15 de February, 2024

Polycystic ovary: consequences and risks

Polycystic ovary syndrome (PCOS) is more than a problem of ovaries with many cysts; It is a condition that can affect a woman's overall health. Although the name emphasizes the ovaries, its effects extend beyond, impacting everything from metabolism to mental health. Here we tell you what it is, its main consequences, and its associated risks.

What is the syndrome of ovary polycystic?

PCOS is a common hormonal condition among women of reproductive age. It is characterized by a hormonal imbalance that can lead to some symptoms, such as irregular or absent menstrual periods, excess body hair, acne, and polycystic ovaries visible on ultrasound. But what does this mean for long-term health?


The exact cause of PCOS is not yet fully known, but it is believed to involve a combination of genetic and environmental factors. Insulin resistance and increased androgen production are crucial in developing this condition.


PCOS symptoms can vary, but the most common include:

  • Irregular or absent menstrual periods.
  • Hirsutism: excessive growth of facial and body hair.
  • Acne or oily skin.
  • Male pattern hair loss.
  • Difficulty losing weight or unexplained weight gain.
  • Cysts in the ovaries are detected by ultrasound.

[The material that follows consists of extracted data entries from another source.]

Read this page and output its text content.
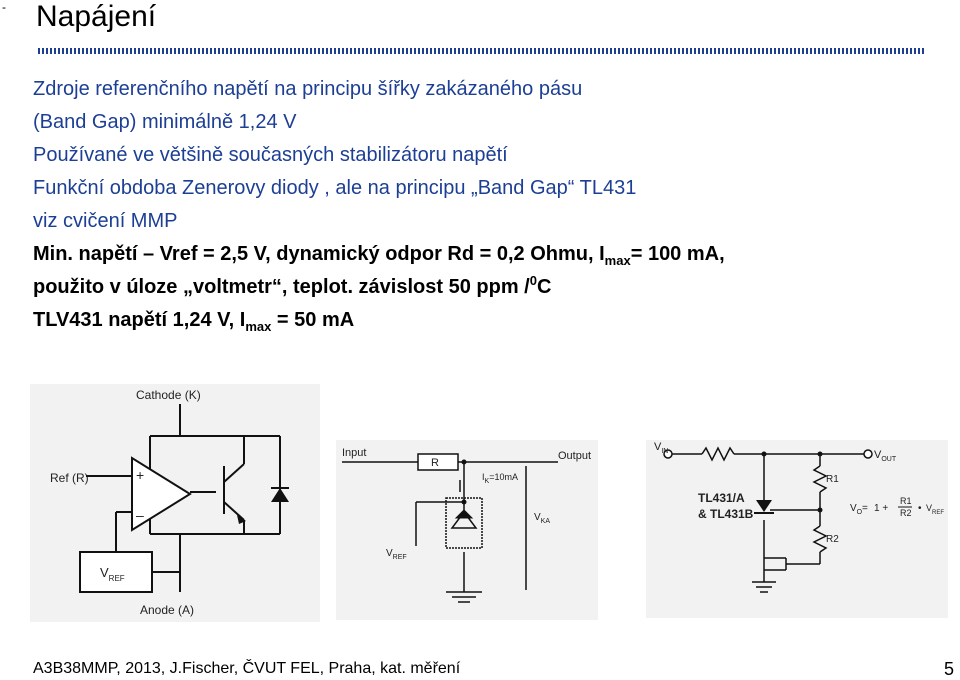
- Napájení
Zdroje referenčního napětí na principu šířky zakázaného pásu
(Band Gap) minimálně 1,24 V
Používané ve většině současných stabilizátoru napětí
Funkční obdoba Zenerovy diody , ale na principu „Band Gap“ TL431
viz cvičení MMP
Min. napětí – Vref = 2,5 V, dynamický odpor Rd = 0,2 Ohmu, $I_{max}= 100$ mA,
použito v úloze „voltmetr“, teplot. závislost 50 ppm /$^0$C
TLV431 napětí 1,24 V, $I_{max} = 50$ mA
Cathode (K)
Anode (A)
Ref (R)	+
–
$V_{REF}$
Input	Output
R
$I_K=10mA$
$V_{KA}$
$V_{REF}$
$V_{IN}$	$V_{OUT}$
TL431/A
& TL431B
R1
R2
$V_O = 1$ +
R1
R2 • $V_{REF}$
A3B38MMP, 2013, J.Fischer, ČVUT FEL, Praha, kat. měření	5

The diagnosis of PCOS is based on the evaluation of symptoms, physical examinations, and diagnostic tests. Commonly used criteria are the Rotterdam criteria, which require at least two of the following for a diagnosis of PCOS:

  1. Irregular menstrual periods are indicative of irregular or absent ovulation.
  2. Clinical or biochemical evidence of hyperandrogenism (elevated levels of male hormones).
  3. Polycystic ovaries seen on ultrasound.

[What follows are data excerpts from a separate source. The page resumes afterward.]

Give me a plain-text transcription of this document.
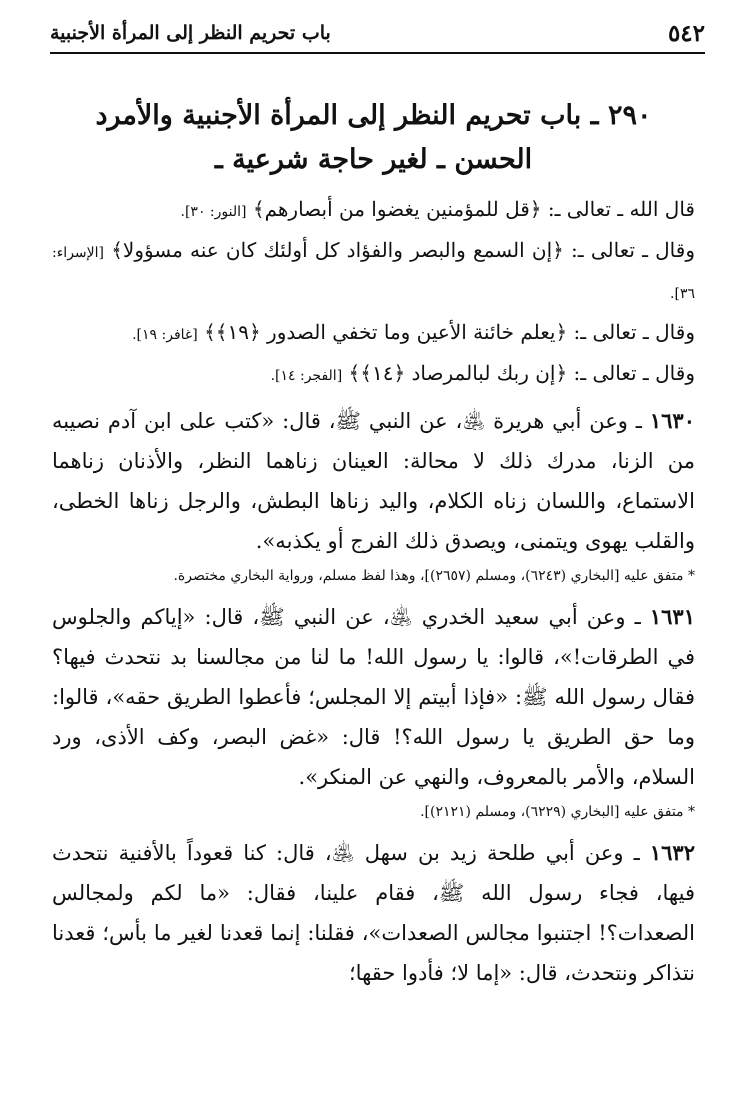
٥٤٢
باب تحريم النظر إلى المرأة الأجنبية
٢٩٠ ـ باب تحريم النظر إلى المرأة الأجنبية والأمرد
الحسن ـ لغير حاجة شرعية ـ

قال الله ـ تعالى ـ: ﴿قل للمؤمنين يغضوا من أبصارهم﴾ [النور: ٣٠].

وقال ـ تعالى ـ: ﴿إن السمع والبصر والفؤاد كل أولئك كان عنه مسؤولا﴾ [الإسراء: ٣٦].

وقال ـ تعالى ـ: ﴿يعلم خائنة الأعين وما تخفي الصدور ﴿١٩﴾﴾ [غافر: ١٩].

وقال ـ تعالى ـ: ﴿إن ربك لبالمرصاد ﴿١٤﴾﴾ [الفجر: ١٤].

١٦٣٠ ـ وعن أبي هريرة ﵁، عن النبي ﷺ، قال: «كتب على ابن آدم نصيبه من الزنا، مدرك ذلك لا محالة: العينان زناهما النظر، والأذنان زناهما الاستماع، واللسان زناه الكلام، واليد زناها البطش، والرجل زناها الخطى، والقلب يهوى ويتمنى، ويصدق ذلك الفرج أو يكذبه».
* متفق عليه [البخاري (٦٢٤٣)، ومسلم (٢٦٥٧)]، وهذا لفظ مسلم، ورواية البخاري مختصرة.

١٦٣١ ـ وعن أبي سعيد الخدري ﵁، عن النبي ﷺ، قال: «إياكم والجلوس في الطرقات!»، قالوا: يا رسول الله! ما لنا من مجالسنا بد نتحدث فيها؟ فقال رسول الله ﷺ: «فإذا أبيتم إلا المجلس؛ فأعطوا الطريق حقه»، قالوا: وما حق الطريق يا رسول الله؟! قال: «غض البصر، وكف الأذى، ورد السلام، والأمر بالمعروف، والنهي عن المنكر».
* متفق عليه [البخاري (٦٢٢٩)، ومسلم (٢١٢١)].

١٦٣٢ ـ وعن أبي طلحة زيد بن سهل ﵁، قال: كنا قعوداً بالأفنية نتحدث فيها، فجاء رسول الله ﷺ، فقام علينا، فقال: «ما لكم ولمجالس الصعدات؟! اجتنبوا مجالس الصعدات»، فقلنا: إنما قعدنا لغير ما بأس؛ قعدنا نتذاكر ونتحدث، قال: «إما لا؛ فأدوا حقها؛
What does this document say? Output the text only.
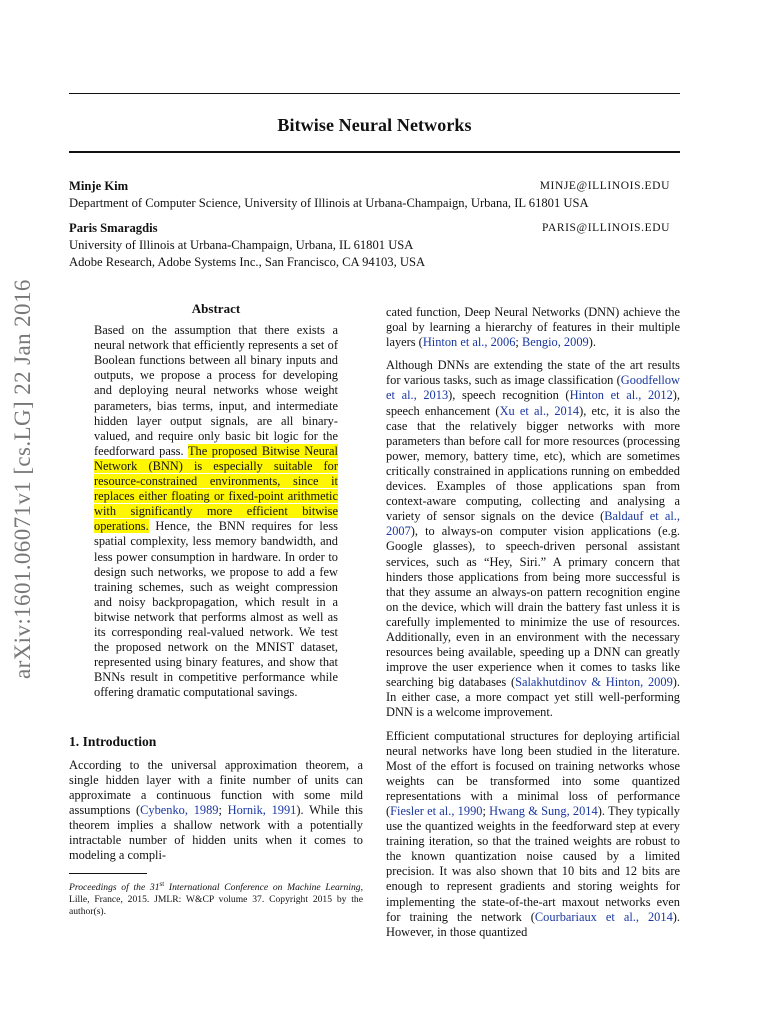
Bitwise Neural Networks
Minje Kim	MINJE@ILLINOIS.EDU
Department of Computer Science, University of Illinois at Urbana-Champaign, Urbana, IL 61801 USA
Paris Smaragdis	PARIS@ILLINOIS.EDU
University of Illinois at Urbana-Champaign, Urbana, IL 61801 USA
Adobe Research, Adobe Systems Inc., San Francisco, CA 94103, USA
arXiv:1601.06071v1 [cs.LG] 22 Jan 2016	Abstract
Based on the assumption that there exists a neural network that efficiently represents a set of Boolean functions between all binary inputs and outputs, we propose a process for developing and deploying neural networks whose weight parameters, bias terms, input, and intermediate hidden layer output signals, are all binary-valued, and require only basic bit logic for the feedforward pass. The proposed Bitwise Neural Network (BNN) is especially suitable for resource-constrained environments, since it replaces either floating or fixed-point arithmetic with significantly more efficient bitwise operations. Hence, the BNN requires for less spatial complexity, less memory bandwidth, and less power consumption in hardware. In order to design such networks, we propose to add a few training schemes, such as weight compression and noisy backpropagation, which result in a bitwise network that performs almost as well as its corresponding real-valued network. We test the proposed network on the MNIST dataset, represented using binary features, and show that BNNs result in competitive performance while offering dramatic computational savings.
1. Introduction

According to the universal approximation theorem, a single hidden layer with a finite number of units can approximate a continuous function with some mild assumptions (Cybenko, 1989; Hornik, 1991). While this theorem implies a shallow network with a potentially intractable number of hidden units when it comes to modeling a compli-

Proceedings of the 31st International Conference on Machine Learning, Lille, France, 2015. JMLR: W&CP volume 37. Copyright 2015 by the author(s).

cated function, Deep Neural Networks (DNN) achieve the goal by learning a hierarchy of features in their multiple layers (Hinton et al., 2006; Bengio, 2009).

Although DNNs are extending the state of the art results for various tasks, such as image classification (Goodfellow et al., 2013), speech recognition (Hinton et al., 2012), speech enhancement (Xu et al., 2014), etc, it is also the case that the relatively bigger networks with more parameters than before call for more resources (processing power, memory, battery time, etc), which are sometimes critically constrained in applications running on embedded devices. Examples of those applications span from context-aware computing, collecting and analysing a variety of sensor signals on the device (Baldauf et al., 2007), to always-on computer vision applications (e.g. Google glasses), to speech-driven personal assistant services, such as “Hey, Siri.” A primary concern that hinders those applications from being more successful is that they assume an always-on pattern recognition engine on the device, which will drain the battery fast unless it is carefully implemented to minimize the use of resources. Additionally, even in an environment with the necessary resources being available, speeding up a DNN can greatly improve the user experience when it comes to tasks like searching big databases (Salakhutdinov & Hinton, 2009). In either case, a more compact yet still well-performing DNN is a welcome improvement.

Efficient computational structures for deploying artificial neural networks have long been studied in the literature. Most of the effort is focused on training networks whose weights can be transformed into some quantized representations with a minimal loss of performance (Fiesler et al., 1990; Hwang & Sung, 2014). They typically use the quantized weights in the feedforward step at every training iteration, so that the trained weights are robust to the known quantization noise caused by a limited precision. It was also shown that 10 bits and 12 bits are enough to represent gradients and storing weights for implementing the state-of-the-art maxout networks even for training the network (Courbariaux et al., 2014). However, in those quantized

Although there is no cure for PCOS, the symptoms can be managed effectively through a combination of lifestyle changes, medications, and, in some cases, surgery. Treatments may include:

  • Lifestyle changes: diet and exercise to improve insulin resistance and promote weight loss.
  • Medications to regulate menstrual periods, such as the birth control pill.
  • Medications to reduce hyperandrogenism, such as spironolactone.
  • Fertility treatments, such as clomiphene or IVF, for women who want to conceive.

Consequences of PCOS

  1. Fertility problems: One of the most well-known impacts of PCOS is difficulty conceiving. Irregular ovulation can complicate pregnancy, but with proper treatment, many women with PCOS can become pregnant.
  2. Metabolic disorders: PCOS is linked to insulin resistance, which can increase the risk of developing type 2 diabetes and metabolic syndrome, a combination of conditions that increase the risk of heart disease.
  3. Weight problems: Many women with PCOS experience difficulties managing their weight, which in turn can exacerbate other symptoms of the syndrome.
  4. Mental health: PCOS doesn't just affect the body; It can also have a significant impact on mental health. Anxiety and depression are more common in women with PCOS, underscoring the importance of a comprehensive approach to their treatment.

Associated risks

In addition to the direct consequences, PCOS carries risks that deserve attention:

  • Elevated risk of cardiovascular disease: Metabolic alterations increase the risk of hypertension, high cholesterol, and heart disease.
  • Gestational diabetes and preeclampsia: During pregnancy, women with PCOS are at increased risk of developing gestational diabetes and preeclampsia, conditions that can affect both mother and baby.
  • Sleep apnea: This condition, where breathing temporarily stops during sleep, is more common in women with PCOS, adding another level of risk to cardiovascular health.

Although there is no cure for PCOS, the symptoms and associated risks can be successfully managed. Lifestyle changes, such as healthy eating and regular exercise, are essential. Medical treatments may include medications to regulate the menstrual cycle, improve fertility, and manage problems such as excess hair and acne. Psychological counseling can also be beneficial.

PCOS is more than a reproductive condition; It is a warning sign for women's comprehensive health. Recognizing its consequences and risks is the first step toward effective management. If you think you may have PCOS, seeing a specialist is crucial to getting a proper diagnosis and starting the path to optimal well-being.